Forbes rich list: Kylie Jenner is the world's youngest billionaire
Updated 20:35, 06-Mar-2019
CGTN
01:07

Kylie Jenner, 21, is the world's youngest billionaire according to Forbes' 2019 rich list. While China has 324 billionaires on the list, none of them are under the age of 30. Should that be a cause for concern?

Jenner, who is controversially described as “self-made” by Forbes despite her wealthy Kardashian background, is worth one billion U.S. dollars based on the success of her Kylie cosmetics range.

Jenner overtakes Mark Zuckerberg's record as the youngest ever self-made billionaire, with the Facebook founder just 23 when he made his first billion.

There are currently eight billionaires under the age of 30, but none of them are Chinese.

The world's richest newcomer to the list comes from China. Pinduoduo founder Huang Zheng, with a fortune of 13.5 billion U.S. dollars, is 39 years old.

China's youngest name on the list is 33-year-old Wu Jihan, CEO of cryptocurrency company Bitmain, with a net value of 1.5 billion U.S. dollars.

A Forbes list published last year of China's richest people named only nine people under the age of 40, compared to 12 from the United States.

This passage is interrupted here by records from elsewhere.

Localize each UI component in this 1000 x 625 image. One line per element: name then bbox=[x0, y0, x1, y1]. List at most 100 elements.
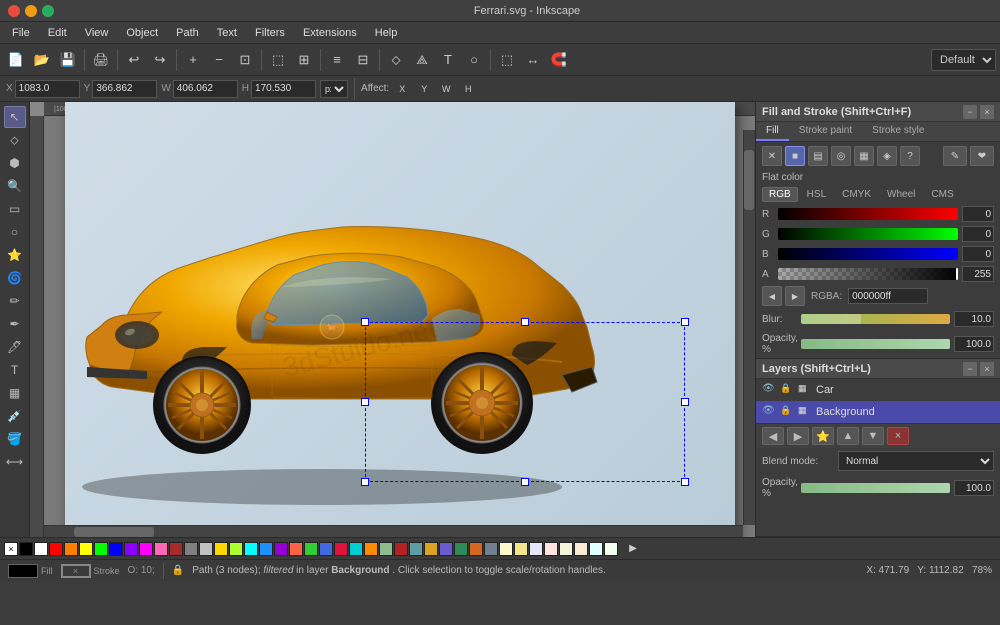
layer-move-up-btn[interactable]: ▶ bbox=[787, 427, 809, 445]
handle-mr[interactable] bbox=[681, 398, 689, 406]
swatch-6[interactable] bbox=[109, 542, 123, 556]
menu-help[interactable]: Help bbox=[367, 25, 406, 41]
select-all-btn[interactable]: ⬚ bbox=[495, 48, 519, 72]
paint-tool[interactable]: 🪣 bbox=[4, 428, 26, 450]
gradient-tool[interactable]: ▦ bbox=[4, 382, 26, 404]
opacity-track[interactable] bbox=[801, 339, 950, 349]
affect-w-btn[interactable]: W bbox=[437, 80, 455, 98]
menu-object[interactable]: Object bbox=[118, 25, 166, 41]
layer-move-down-btn[interactable]: ◀ bbox=[762, 427, 784, 445]
close-button[interactable] bbox=[8, 5, 20, 17]
blur-track[interactable] bbox=[801, 314, 950, 324]
g-value-input[interactable] bbox=[962, 226, 994, 242]
swatch-33[interactable] bbox=[514, 542, 528, 556]
a-track[interactable] bbox=[778, 268, 958, 280]
handle-br[interactable] bbox=[681, 478, 689, 486]
menu-edit[interactable]: Edit bbox=[40, 25, 75, 41]
handle-bm[interactable] bbox=[521, 478, 529, 486]
blur-value-input[interactable] bbox=[954, 311, 994, 327]
distribute-button[interactable]: ⊟ bbox=[351, 48, 375, 72]
layer-opacity-track[interactable] bbox=[801, 483, 950, 493]
layers-minimize-btn[interactable]: − bbox=[963, 362, 977, 376]
zoom-in-button[interactable]: + bbox=[181, 48, 205, 72]
panel-minimize-btn[interactable]: − bbox=[963, 105, 977, 119]
star-tool[interactable]: ⭐ bbox=[4, 244, 26, 266]
swatch-18[interactable] bbox=[289, 542, 303, 556]
connector-tool[interactable]: ⟷ bbox=[4, 451, 26, 473]
car-lock-icon[interactable]: 🔒 bbox=[780, 383, 794, 397]
swatch-36[interactable] bbox=[559, 542, 573, 556]
dropper-tool[interactable]: 💉 bbox=[4, 405, 26, 427]
undo-button[interactable]: ↩ bbox=[122, 48, 146, 72]
x-input[interactable] bbox=[15, 80, 80, 98]
redo-button[interactable]: ↪ bbox=[148, 48, 172, 72]
layers-close-btn[interactable]: × bbox=[980, 362, 994, 376]
layer-row-background[interactable]: 👁 🔒 ▦ Background bbox=[756, 401, 1000, 423]
new-button[interactable]: 📄 bbox=[4, 48, 28, 72]
swatch-9[interactable] bbox=[154, 542, 168, 556]
flat-color-btn[interactable]: ■ bbox=[785, 146, 805, 166]
swatch-13[interactable] bbox=[214, 542, 228, 556]
tab-fill[interactable]: Fill bbox=[756, 122, 789, 141]
swatch-7[interactable] bbox=[124, 542, 138, 556]
vscroll-thumb[interactable] bbox=[744, 150, 754, 210]
swatch-19[interactable] bbox=[304, 542, 318, 556]
edit-on-canvas-btn[interactable]: ✎ bbox=[943, 146, 967, 166]
r-track[interactable] bbox=[778, 208, 958, 220]
linear-grad-btn[interactable]: ▤ bbox=[808, 146, 828, 166]
menu-extensions[interactable]: Extensions bbox=[295, 25, 365, 41]
y-input[interactable] bbox=[92, 80, 157, 98]
swatch-32[interactable] bbox=[499, 542, 513, 556]
cm-tab-rgb[interactable]: RGB bbox=[762, 187, 798, 202]
pattern-btn[interactable]: ▦ bbox=[854, 146, 874, 166]
swatch-22[interactable] bbox=[349, 542, 363, 556]
affect-y-btn[interactable]: Y bbox=[415, 80, 433, 98]
tab-stroke-paint[interactable]: Stroke paint bbox=[789, 122, 862, 141]
snap-btn[interactable]: 🧲 bbox=[547, 48, 571, 72]
window-controls[interactable] bbox=[8, 5, 54, 17]
prev-color-btn[interactable]: ◀ bbox=[762, 286, 782, 306]
bg-lock-icon[interactable]: 🔒 bbox=[780, 405, 794, 419]
swatch-30[interactable] bbox=[469, 542, 483, 556]
swatch-26[interactable] bbox=[409, 542, 423, 556]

Young billionaires are arguably a sign of strong innovation in the private sector, particularly in the tech industry. And while China hasn't produced any billionaires under 30 this year, a look at the average age of all billionaires in the country paints a different picture.

According to the most recent Hurun Report, the average age of China's billionaires is 57, 10 years younger than the United States and five years younger than the global average.

Meanwhile, Forbes' list of billionaires under 30 reveals that all but two of them inherited their fortunes, rather than amassing their wealth on their own.

While Kylie Jenner is officially ranked by Forbes as being a “self-made” billionaire, her parents are worth an estimated combined 160 million U.S. dollars.

The Hurun Report shows that 74 percent of China's billionaires were self-made, without any parental financial support. In contrast, only 11 percent of American billionaires made their own fortunes without any help.